But in time, I realized I was still looking for something. I have no doubt that I am a pantheist through and through, but pantheism is a theology. I still want a practice. I want to be part of a community. I want to work toward a better world with people who share my values. I want to get spiritual inspiration from rituals, lectures, readings, retreats, etc.
A couple weeks ago, I found druidry. Perhaps it is what I am looking for. I am still exploring.
There are many different druid groups. They are all different. Any statement I make about druidry will be true of some, but not true of others. I'll be focusing on the parts of druidry which I am thinking of embracing.
Some things I like about druidry:
- Druidry is open to monotheists, polytheists, pantheists, and atheists. It includes Christians, Pagans, Buddhists, and others.

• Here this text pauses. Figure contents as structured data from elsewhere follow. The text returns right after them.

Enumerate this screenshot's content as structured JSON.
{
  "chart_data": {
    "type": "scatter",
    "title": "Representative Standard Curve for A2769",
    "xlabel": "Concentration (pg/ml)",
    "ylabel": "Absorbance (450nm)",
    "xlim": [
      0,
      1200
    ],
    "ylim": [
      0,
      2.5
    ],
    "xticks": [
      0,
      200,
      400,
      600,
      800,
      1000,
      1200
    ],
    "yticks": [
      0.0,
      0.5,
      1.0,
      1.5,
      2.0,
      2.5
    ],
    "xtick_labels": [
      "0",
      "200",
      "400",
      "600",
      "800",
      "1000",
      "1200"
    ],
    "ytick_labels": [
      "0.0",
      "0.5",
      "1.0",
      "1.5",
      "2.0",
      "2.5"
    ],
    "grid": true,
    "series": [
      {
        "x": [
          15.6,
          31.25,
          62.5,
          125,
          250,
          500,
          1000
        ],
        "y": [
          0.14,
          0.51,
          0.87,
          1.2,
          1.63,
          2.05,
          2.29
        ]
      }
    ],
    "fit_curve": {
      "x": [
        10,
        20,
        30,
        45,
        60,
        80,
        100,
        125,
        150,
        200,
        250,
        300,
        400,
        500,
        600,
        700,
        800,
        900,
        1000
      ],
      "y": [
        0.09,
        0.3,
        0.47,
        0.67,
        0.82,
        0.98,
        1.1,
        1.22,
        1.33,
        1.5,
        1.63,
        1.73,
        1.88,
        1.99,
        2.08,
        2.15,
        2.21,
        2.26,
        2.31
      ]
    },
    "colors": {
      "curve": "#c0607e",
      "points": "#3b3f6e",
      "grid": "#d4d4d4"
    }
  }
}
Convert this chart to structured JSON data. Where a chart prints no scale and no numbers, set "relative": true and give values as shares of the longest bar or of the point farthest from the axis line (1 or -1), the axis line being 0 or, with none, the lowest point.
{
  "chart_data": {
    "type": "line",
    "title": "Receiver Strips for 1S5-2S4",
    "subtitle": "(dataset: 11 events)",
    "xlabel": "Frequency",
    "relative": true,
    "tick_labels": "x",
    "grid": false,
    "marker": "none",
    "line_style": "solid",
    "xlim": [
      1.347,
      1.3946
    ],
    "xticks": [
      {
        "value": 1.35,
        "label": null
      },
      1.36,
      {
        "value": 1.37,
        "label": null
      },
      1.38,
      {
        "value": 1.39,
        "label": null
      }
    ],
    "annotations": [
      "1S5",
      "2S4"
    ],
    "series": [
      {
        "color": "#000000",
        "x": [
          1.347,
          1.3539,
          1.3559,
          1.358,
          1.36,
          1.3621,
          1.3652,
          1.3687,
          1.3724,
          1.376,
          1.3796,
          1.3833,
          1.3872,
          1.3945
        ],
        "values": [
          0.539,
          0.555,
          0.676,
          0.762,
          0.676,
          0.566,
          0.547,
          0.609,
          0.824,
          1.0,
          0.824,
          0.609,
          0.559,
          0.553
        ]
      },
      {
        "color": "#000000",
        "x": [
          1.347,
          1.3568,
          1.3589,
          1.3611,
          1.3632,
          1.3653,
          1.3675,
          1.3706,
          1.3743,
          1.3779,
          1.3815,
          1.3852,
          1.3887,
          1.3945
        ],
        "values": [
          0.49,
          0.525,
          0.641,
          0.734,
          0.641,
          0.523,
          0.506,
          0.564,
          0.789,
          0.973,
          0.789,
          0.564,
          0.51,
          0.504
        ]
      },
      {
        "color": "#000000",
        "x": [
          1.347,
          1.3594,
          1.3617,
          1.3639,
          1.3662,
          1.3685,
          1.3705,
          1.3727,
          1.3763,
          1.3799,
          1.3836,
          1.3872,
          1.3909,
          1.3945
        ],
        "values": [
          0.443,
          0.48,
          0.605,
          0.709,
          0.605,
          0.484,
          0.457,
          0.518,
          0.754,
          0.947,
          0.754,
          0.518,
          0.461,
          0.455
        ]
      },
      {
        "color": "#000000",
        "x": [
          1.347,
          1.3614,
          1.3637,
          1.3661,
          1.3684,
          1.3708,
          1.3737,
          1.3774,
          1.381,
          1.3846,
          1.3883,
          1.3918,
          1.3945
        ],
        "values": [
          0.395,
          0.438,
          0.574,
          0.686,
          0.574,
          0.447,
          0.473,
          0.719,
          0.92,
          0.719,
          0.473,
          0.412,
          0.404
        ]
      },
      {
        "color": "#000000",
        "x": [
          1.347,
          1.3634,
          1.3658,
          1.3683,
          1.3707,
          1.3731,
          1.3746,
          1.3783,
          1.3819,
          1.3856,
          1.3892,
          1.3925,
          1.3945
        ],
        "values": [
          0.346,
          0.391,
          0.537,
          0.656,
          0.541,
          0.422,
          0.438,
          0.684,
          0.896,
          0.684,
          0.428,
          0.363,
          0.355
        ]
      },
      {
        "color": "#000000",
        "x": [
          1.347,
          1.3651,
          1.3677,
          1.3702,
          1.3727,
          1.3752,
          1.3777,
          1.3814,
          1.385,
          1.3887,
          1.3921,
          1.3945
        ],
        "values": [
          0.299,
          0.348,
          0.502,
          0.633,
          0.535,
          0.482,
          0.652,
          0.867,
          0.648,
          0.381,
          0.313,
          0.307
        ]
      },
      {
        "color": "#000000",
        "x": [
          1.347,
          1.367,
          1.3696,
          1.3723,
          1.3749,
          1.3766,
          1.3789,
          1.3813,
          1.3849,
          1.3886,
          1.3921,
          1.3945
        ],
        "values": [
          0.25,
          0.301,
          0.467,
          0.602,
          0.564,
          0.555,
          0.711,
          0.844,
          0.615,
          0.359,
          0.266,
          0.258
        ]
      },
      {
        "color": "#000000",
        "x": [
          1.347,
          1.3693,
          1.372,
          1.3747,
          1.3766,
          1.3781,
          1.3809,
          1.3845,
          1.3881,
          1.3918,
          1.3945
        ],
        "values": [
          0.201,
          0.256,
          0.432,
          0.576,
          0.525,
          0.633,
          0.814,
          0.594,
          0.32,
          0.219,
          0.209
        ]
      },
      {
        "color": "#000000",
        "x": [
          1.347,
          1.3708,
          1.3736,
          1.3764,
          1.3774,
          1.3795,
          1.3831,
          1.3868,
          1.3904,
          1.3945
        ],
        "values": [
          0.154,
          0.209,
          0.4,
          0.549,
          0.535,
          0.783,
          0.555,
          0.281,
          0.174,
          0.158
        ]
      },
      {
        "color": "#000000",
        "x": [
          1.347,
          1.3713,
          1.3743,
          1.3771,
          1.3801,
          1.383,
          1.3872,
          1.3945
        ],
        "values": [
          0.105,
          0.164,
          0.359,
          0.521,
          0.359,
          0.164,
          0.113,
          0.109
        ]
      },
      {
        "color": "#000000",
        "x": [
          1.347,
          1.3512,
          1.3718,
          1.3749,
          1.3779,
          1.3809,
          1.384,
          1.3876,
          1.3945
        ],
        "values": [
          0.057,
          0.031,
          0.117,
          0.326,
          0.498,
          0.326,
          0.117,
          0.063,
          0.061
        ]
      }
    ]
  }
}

- Druidry is an earth-centered spirituality.
- Druidry has roots in Celtic cultures. I value being able to do something that is in line with my own cultural heritage, rather than just borrowing other people's cultural heritages.
- Druidry provides a spiritual core which links my interests in music, sustainable living, being outdoors, and treating all people with respect.
- Druids were scholars, judges, diplomats, and healers. They were keepers of knowledge and wisdom. It is important to me to be part of a religion which is not just internally focused, but which seeks to heal the world.
- Druidry emphasizes sustainable living.
- Druidry encourages learning and reasoning.
- Druidry encourages a hands-on approach to life.
- Druidry celebrates music.
True, it's possible to be a druid in your own way, without connecting to any organization. But what I'm seeking is something more structured than what I've found in pantheism.